I restarted my treatment and took it diligently. As I got better, I volunteered at the clinic, and that’s when I met a 19-year-old girl who had just found out that she was positive. She was crying so hard. It broke my heart because for the first time in my life, I really saw myself and how heartbroken I must have been. That’s when I made the decision to become her support system.

The truth is that the narrative around diagnosis and acceptance has been made to look so easy, but in fact it differs with every individual. There are a lot of young people who find it hard to comprehend and accept their results, and most choose to withdraw from society and suffer in silence to the detriment of their health, both mental and physical. They are shrouded with a lot of questions of whether they will ever get married, let alone have children. My job now is to be a voice of encouragement to everyone faced with such uncertainties.
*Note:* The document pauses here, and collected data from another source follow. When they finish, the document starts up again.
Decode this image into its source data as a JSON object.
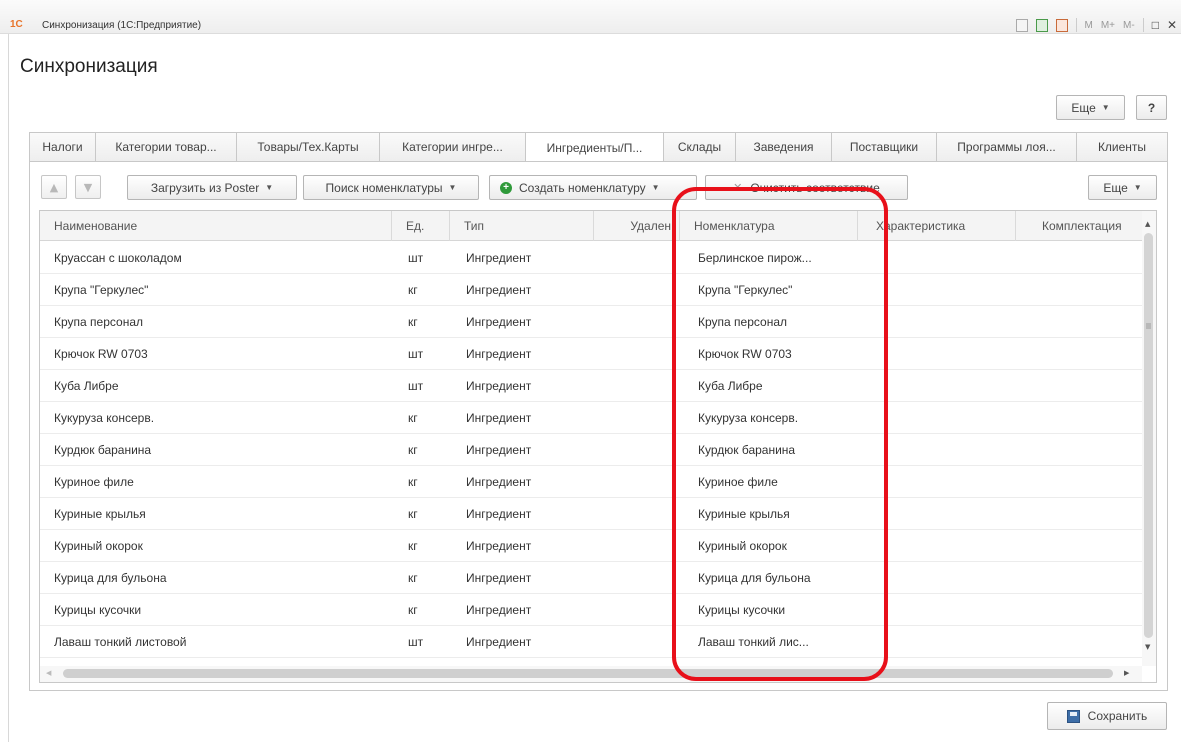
{
  "window": {
    "title": "Синхронизация  (1С:Предприятие)",
    "logo": "1С",
    "tools": [
      "M",
      "M+",
      "M-"
    ]
  },
  "form": {
    "title": "Синхронизация",
    "more_label": "Еще",
    "help_label": "?"
  },
  "tabs": [
    {
      "label": "Налоги",
      "active": false
    },
    {
      "label": "Категории товар...",
      "active": false
    },
    {
      "label": "Товары/Тех.Карты",
      "active": false
    },
    {
      "label": "Категории ингре...",
      "active": false
    },
    {
      "label": "Ингредиенты/П...",
      "active": true
    },
    {
      "label": "Склады",
      "active": false
    },
    {
      "label": "Заведения",
      "active": false
    },
    {
      "label": "Поставщики",
      "active": false
    },
    {
      "label": "Программы лоя...",
      "active": false
    },
    {
      "label": "Клиенты",
      "active": false
    }
  ],
  "toolbar": {
    "load_label": "Загрузить из Poster",
    "search_label": "Поиск номенклатуры",
    "create_label": "Создать номенклатуру",
    "clear_label": "Очистить соответствие",
    "more_label": "Еще"
  },
  "grid": {
    "columns": [
      "Наименование",
      "Ед.",
      "Тип",
      "Удален",
      "Номенклатура",
      "Характеристика",
      "Комплектация"
    ],
    "rows": [
      {
        "name": "Круассан с шоколадом",
        "unit": "шт",
        "type": "Ингредиент",
        "deleted": "",
        "nomenclature": "Берлинское пирож...",
        "characteristic": "",
        "kit": ""
      },
      {
        "name": "Крупа \"Геркулес\"",
        "unit": "кг",
        "type": "Ингредиент",
        "deleted": "",
        "nomenclature": "Крупа \"Геркулес\"",
        "characteristic": "",
        "kit": ""
      },
      {
        "name": "Крупа персонал",
        "unit": "кг",
        "type": "Ингредиент",
        "deleted": "",
        "nomenclature": "Крупа персонал",
        "characteristic": "",
        "kit": ""
      },
      {
        "name": "Крючок RW 0703",
        "unit": "шт",
        "type": "Ингредиент",
        "deleted": "",
        "nomenclature": "Крючок RW 0703",
        "characteristic": "",
        "kit": ""
      },
      {
        "name": "Куба Либре",
        "unit": "шт",
        "type": "Ингредиент",
        "deleted": "",
        "nomenclature": "Куба Либре",
        "characteristic": "",
        "kit": ""
      },
      {
        "name": "Кукуруза консерв.",
        "unit": "кг",
        "type": "Ингредиент",
        "deleted": "",
        "nomenclature": "Кукуруза консерв.",
        "characteristic": "",
        "kit": ""
      },
      {
        "name": "Курдюк баранина",
        "unit": "кг",
        "type": "Ингредиент",
        "deleted": "",
        "nomenclature": "Курдюк баранина",
        "characteristic": "",
        "kit": ""
      },
      {
        "name": "Куриное филе",
        "unit": "кг",
        "type": "Ингредиент",
        "deleted": "",
        "nomenclature": "Куриное филе",
        "characteristic": "",
        "kit": ""
      },
      {
        "name": "Куриные крылья",
        "unit": "кг",
        "type": "Ингредиент",
        "deleted": "",
        "nomenclature": "Куриные крылья",
        "characteristic": "",
        "kit": ""
      },
      {
        "name": "Куриный окорок",
        "unit": "кг",
        "type": "Ингредиент",
        "deleted": "",
        "nomenclature": "Куриный окорок",
        "characteristic": "",
        "kit": ""
      },
      {
        "name": "Курица для бульона",
        "unit": "кг",
        "type": "Ингредиент",
        "deleted": "",
        "nomenclature": "Курица для бульона",
        "characteristic": "",
        "kit": ""
      },
      {
        "name": "Курицы кусочки",
        "unit": "кг",
        "type": "Ингредиент",
        "deleted": "",
        "nomenclature": "Курицы кусочки",
        "characteristic": "",
        "kit": ""
      },
      {
        "name": "Лаваш тонкий листовой",
        "unit": "шт",
        "type": "Ингредиент",
        "deleted": "",
        "nomenclature": "Лаваш тонкий лис...",
        "characteristic": "",
        "kit": ""
      }
    ]
  },
  "footer": {
    "save_label": "Сохранить"
  },
  "colors": {
    "highlight": "#e8101a",
    "accent_green": "#2f9a3a",
    "save_icon": "#3d6ea8"
  }
}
I got married last year and am a mother to a 6-month-old baby girl. Having her has really changed my life and has given it more meaning.

By publicly coming out with my status, I am asked a lot about how a positive woman can give birth to a negative child. My advice is that one should know that everything depends on the mother. First of all, one must be adherent to treatment. Yes, I know that the first trimester is very difficult, but one should try to adhere to ensure that their viral load is low. Three viral load tests must be undertaken in the first and second trimester as well as before birth. As soon as the child is born, they are put on prophylactic treatment, which is basically antiretrovirals (ART). The treatment is given according to the baby’s weight.

Administering the treatment is an emotional experience because the babies tend to refuse to take it sometimes, and so it is better to take precaution during pregnancy to try and avoid your child having to deal with medication every day of their life.

After birth, I chose to breastfeed exclusively for three months since I had to go back to work. Now she is on formula and is due for her PCR test. These tests are done at birth, six weeks and six months, and so far she is negative. I am positive that my baby will be negative due to the necessary precautions I have taken.

To those who are positive, be courageous and confident when disclosing your status to your partner. How you relay the information will determine how the other person will accept you or not. It is your responsibility to take care of yourself. Join a support group and find out how others are coping and how they are moving on with life and achieving their dreams. You will realize that you are not alone.